« Pourquoi ce truc est-il considéré comme un jeu vidéo ? » s’interroge un joueur sur la boutique en ligne Steam. L’objet de son courroux s’appelle Gone Home, création indé que, peu après sa sortie, le New York Times qualifiait de « plus belle histoire d’amour que le jeu vidéo ait jamais racontée ». L’œuvre du mini-studio américain The Fullbright Company divise et ce serait déjà en soi une excellente nouvelle – car le médium mériterait que les débats esthétiques prennent le pas sur les bancs d’essai techniques – si les arguments en sa défaveur (ce n’est pas un jeu d’épouvante ; il est trop court pour son prix ; il n’y a pas de vrai défi…) n’étaient pas d’un conformisme à pleurer.
Comme une poignée d’autres titres ayant subi les foudres des gardiens du temple gamer (Dear Esther, Journey, Proteus…), Gone Home s’adresse pourtant bien à nous par le langage du jeu vidéo. Il est même aisé d’établir sa généalogie. Cette maison aux pièces obscures que l’on va explorer pourrait ainsi sortir de Resident Evil – on reconnaît d’ailleurs presque son hall d’entrée avec un grand escalier face à la porte. Quant à sa narration-puzzle dont les morceaux (lettres, enregistrements audio, places de concert, facture du coiffeur…) sont disséminés de la cave au grenier, elle doit beaucoup à la série BioShock sur laquelle Steve Gaynor, l’un de ses auteurs, a justement travaillé. Mais, au cours de notre visite en vue subjective, on ne croisera pas de fantômes ni de mutants, ou alors d’un genre plus familier, plus intériorisé : la solitude, le sentiment du temps qui passe et qui use, les ambitions déçues, la crainte de se perdre ou le fol espoir d’une vie (ré)enchantée.

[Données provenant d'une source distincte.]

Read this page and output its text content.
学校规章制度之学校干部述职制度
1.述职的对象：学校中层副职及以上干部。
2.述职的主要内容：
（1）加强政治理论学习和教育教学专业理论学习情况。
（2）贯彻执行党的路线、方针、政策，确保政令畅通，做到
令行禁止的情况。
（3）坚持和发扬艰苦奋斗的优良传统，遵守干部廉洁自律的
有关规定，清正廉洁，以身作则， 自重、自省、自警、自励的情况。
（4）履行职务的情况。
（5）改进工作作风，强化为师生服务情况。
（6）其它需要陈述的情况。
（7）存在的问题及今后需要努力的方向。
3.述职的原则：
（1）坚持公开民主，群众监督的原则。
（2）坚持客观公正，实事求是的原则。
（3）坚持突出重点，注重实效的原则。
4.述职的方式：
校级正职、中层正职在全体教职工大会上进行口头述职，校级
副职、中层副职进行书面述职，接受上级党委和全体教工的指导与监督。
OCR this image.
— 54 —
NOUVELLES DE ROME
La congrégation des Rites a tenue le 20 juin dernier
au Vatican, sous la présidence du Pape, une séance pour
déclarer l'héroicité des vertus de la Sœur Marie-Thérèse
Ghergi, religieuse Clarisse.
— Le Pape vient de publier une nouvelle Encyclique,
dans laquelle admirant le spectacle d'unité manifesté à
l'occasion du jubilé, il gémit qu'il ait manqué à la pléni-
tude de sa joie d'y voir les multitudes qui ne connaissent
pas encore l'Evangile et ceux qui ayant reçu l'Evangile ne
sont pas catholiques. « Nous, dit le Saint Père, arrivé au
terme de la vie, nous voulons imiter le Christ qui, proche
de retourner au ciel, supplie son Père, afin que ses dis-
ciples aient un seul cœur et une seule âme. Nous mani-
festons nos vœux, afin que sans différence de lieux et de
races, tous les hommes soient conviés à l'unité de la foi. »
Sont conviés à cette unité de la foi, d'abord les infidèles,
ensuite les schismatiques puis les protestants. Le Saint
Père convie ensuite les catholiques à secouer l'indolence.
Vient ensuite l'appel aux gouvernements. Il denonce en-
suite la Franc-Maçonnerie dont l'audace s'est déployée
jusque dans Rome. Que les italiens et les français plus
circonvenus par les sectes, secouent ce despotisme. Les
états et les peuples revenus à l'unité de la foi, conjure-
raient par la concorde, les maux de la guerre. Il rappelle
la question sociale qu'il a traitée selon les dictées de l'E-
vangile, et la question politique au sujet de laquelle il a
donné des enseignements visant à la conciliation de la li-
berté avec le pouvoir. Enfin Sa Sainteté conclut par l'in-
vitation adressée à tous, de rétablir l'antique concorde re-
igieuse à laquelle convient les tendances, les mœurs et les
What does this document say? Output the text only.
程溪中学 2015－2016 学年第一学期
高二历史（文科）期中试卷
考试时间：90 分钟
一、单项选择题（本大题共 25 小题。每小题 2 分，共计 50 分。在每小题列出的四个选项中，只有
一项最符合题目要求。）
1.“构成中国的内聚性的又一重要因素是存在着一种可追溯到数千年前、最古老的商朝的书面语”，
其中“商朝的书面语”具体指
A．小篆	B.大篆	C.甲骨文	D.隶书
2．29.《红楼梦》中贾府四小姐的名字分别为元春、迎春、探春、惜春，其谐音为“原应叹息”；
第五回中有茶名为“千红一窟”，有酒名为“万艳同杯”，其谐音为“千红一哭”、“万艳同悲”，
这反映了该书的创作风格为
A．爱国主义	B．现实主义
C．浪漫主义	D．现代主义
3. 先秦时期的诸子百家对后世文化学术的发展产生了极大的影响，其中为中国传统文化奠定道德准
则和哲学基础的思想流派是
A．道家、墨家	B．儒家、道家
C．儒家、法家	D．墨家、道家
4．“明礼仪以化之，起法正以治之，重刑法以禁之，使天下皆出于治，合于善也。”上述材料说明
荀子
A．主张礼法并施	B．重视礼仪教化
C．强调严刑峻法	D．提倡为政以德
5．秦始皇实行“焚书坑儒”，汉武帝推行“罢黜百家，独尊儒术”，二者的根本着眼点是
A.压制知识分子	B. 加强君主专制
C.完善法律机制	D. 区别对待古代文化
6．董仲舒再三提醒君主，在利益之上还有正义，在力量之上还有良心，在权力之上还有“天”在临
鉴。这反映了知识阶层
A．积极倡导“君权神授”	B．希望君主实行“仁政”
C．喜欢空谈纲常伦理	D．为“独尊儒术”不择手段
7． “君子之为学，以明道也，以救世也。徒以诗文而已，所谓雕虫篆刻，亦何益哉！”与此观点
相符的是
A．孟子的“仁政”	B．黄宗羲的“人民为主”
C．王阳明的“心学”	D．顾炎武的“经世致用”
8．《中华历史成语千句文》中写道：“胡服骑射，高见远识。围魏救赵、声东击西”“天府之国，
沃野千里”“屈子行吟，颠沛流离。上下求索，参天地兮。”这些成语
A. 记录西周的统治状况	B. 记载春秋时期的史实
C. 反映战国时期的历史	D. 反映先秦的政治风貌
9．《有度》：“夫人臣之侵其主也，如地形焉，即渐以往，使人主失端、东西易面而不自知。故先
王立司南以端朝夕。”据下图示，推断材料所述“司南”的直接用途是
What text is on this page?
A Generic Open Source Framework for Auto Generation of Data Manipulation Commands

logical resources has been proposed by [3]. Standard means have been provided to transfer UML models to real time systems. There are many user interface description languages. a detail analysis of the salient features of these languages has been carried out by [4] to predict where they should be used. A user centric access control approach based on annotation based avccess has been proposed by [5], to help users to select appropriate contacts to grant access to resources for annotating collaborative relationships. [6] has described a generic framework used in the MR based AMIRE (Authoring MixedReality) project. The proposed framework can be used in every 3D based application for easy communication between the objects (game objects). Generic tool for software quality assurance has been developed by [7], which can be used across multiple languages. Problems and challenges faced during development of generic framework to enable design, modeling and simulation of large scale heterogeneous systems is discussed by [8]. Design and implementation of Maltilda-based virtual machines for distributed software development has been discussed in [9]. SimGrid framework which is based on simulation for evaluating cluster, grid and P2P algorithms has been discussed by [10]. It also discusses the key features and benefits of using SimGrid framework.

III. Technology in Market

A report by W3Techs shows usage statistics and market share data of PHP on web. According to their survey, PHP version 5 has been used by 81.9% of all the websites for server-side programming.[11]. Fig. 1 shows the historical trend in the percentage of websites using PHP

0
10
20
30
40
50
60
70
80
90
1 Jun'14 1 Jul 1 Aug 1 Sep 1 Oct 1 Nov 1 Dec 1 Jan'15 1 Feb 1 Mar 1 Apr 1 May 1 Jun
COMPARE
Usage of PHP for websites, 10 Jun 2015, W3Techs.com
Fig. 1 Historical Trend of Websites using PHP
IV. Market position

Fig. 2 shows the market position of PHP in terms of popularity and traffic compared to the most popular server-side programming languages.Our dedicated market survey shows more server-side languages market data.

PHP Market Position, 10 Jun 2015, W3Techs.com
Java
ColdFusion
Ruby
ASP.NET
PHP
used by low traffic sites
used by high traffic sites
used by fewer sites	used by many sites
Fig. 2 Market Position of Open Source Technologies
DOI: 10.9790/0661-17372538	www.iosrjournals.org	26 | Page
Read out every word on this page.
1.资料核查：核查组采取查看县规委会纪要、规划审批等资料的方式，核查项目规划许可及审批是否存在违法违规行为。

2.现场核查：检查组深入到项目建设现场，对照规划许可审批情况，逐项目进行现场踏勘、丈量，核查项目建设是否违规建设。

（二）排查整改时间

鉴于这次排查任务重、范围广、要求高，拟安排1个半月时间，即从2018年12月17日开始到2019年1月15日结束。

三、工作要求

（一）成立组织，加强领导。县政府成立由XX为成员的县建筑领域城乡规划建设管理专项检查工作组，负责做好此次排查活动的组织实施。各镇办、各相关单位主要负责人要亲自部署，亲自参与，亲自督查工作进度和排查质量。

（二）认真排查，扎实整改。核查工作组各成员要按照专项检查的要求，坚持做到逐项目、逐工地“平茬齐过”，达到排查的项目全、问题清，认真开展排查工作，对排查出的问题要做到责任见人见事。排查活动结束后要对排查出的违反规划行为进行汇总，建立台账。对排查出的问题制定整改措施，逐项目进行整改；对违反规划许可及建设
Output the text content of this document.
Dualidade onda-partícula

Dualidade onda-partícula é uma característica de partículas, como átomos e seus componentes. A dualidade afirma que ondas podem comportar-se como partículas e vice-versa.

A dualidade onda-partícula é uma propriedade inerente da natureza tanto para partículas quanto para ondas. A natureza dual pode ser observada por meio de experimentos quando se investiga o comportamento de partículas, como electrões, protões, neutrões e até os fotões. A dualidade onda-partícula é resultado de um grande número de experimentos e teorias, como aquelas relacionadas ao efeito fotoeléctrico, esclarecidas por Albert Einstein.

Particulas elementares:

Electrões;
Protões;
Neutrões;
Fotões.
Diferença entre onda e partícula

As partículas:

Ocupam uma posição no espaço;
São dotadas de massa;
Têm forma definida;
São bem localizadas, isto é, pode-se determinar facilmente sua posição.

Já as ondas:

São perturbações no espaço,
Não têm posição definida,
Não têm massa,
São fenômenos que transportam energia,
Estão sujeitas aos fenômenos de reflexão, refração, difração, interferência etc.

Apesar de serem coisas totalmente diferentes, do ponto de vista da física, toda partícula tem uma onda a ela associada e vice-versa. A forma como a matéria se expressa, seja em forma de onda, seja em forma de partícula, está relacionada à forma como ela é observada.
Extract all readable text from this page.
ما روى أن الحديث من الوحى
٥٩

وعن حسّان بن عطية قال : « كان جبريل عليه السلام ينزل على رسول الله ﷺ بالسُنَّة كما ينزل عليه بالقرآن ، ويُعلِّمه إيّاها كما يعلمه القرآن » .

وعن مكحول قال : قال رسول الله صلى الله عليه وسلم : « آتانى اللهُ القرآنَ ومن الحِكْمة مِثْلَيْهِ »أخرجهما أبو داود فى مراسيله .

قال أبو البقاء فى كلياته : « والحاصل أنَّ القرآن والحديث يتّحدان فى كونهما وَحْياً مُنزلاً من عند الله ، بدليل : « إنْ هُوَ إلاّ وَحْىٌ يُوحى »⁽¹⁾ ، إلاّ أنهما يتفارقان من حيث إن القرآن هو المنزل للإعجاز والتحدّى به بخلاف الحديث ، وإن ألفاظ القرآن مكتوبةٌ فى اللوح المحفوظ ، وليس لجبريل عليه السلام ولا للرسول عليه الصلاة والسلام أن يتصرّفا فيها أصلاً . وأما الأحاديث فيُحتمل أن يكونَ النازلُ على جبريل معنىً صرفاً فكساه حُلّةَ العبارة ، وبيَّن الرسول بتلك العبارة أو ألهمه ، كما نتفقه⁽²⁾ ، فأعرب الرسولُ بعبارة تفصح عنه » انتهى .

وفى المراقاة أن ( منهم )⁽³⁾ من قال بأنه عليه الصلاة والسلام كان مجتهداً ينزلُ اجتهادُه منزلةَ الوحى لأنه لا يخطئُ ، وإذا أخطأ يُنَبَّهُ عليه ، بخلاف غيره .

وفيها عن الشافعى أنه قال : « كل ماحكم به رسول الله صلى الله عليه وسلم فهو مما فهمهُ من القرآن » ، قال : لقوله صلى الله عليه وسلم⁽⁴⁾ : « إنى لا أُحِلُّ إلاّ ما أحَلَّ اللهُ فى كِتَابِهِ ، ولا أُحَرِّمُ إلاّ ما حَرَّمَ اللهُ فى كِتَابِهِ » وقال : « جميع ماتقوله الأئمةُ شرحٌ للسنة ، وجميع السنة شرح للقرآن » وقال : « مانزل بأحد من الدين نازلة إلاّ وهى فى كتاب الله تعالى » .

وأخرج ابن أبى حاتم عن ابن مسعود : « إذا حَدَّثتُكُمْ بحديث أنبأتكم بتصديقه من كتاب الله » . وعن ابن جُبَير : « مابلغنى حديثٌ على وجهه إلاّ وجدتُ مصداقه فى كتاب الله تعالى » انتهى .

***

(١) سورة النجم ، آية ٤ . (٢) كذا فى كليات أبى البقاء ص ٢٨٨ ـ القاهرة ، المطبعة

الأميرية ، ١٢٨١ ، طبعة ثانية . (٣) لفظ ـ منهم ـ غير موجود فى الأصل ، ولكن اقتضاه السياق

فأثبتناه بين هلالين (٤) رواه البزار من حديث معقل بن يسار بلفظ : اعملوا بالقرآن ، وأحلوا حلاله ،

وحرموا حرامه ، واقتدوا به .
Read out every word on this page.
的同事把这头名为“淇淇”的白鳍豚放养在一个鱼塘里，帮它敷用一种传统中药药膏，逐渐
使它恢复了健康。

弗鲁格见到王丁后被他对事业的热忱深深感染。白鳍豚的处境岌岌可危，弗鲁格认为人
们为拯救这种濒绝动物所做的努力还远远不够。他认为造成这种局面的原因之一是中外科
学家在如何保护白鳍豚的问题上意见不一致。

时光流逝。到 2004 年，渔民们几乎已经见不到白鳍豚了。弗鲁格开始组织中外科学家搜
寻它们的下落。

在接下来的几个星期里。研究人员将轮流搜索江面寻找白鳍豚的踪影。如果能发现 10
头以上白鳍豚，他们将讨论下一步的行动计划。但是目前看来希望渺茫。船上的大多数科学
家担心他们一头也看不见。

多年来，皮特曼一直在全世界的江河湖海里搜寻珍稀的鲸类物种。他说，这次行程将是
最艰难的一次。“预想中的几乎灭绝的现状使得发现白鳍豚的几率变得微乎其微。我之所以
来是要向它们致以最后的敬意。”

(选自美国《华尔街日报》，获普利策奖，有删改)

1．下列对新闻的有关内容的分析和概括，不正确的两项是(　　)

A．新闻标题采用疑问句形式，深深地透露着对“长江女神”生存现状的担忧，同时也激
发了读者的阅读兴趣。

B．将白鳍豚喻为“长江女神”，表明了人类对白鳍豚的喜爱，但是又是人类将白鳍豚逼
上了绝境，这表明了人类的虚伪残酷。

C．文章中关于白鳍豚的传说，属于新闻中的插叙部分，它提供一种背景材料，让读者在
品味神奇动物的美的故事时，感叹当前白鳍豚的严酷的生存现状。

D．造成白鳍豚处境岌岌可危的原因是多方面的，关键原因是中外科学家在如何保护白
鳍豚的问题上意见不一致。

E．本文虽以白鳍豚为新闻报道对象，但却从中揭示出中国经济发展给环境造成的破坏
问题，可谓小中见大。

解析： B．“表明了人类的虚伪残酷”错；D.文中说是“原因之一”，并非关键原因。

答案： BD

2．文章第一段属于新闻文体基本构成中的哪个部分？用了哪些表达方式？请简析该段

Il serait dommage de trop en dire car la manière à la fois sûre et délicate, riante et inquiétante dont Gone Home nous fait reconstituer son (ou plutôt ses) histoire(s) est ce qui rend l’expérience si singulière et émouvante. On peut quand même révéler que l’on incarne la jeune Kaitlin, 21 ans, de retour à Portland après une année en Europe et qui trouve la (nouvelle) maison familiale vide. Ni ses parents ni Sam, sa sœur lycéenne, ne sont là pour l’accueillir. Nous sommes en 1995, à l’époque des riot grrls, de X-Files et Beverly Hills, des VHS, de Street Fighter, de Pulp Fiction. On comprend, en accumulant les indices, que notre père a repiqué à l’écriture de thrillers SF, que notre mère a flashé sur un collègue et que notre sœur a rencontré une certaine Lonnie qui, pour elle, est beaucoup plus qu’une amie. On en a peut-être déjà trop dit sur ce chef-d’œuvre d’écriture vidéoludique.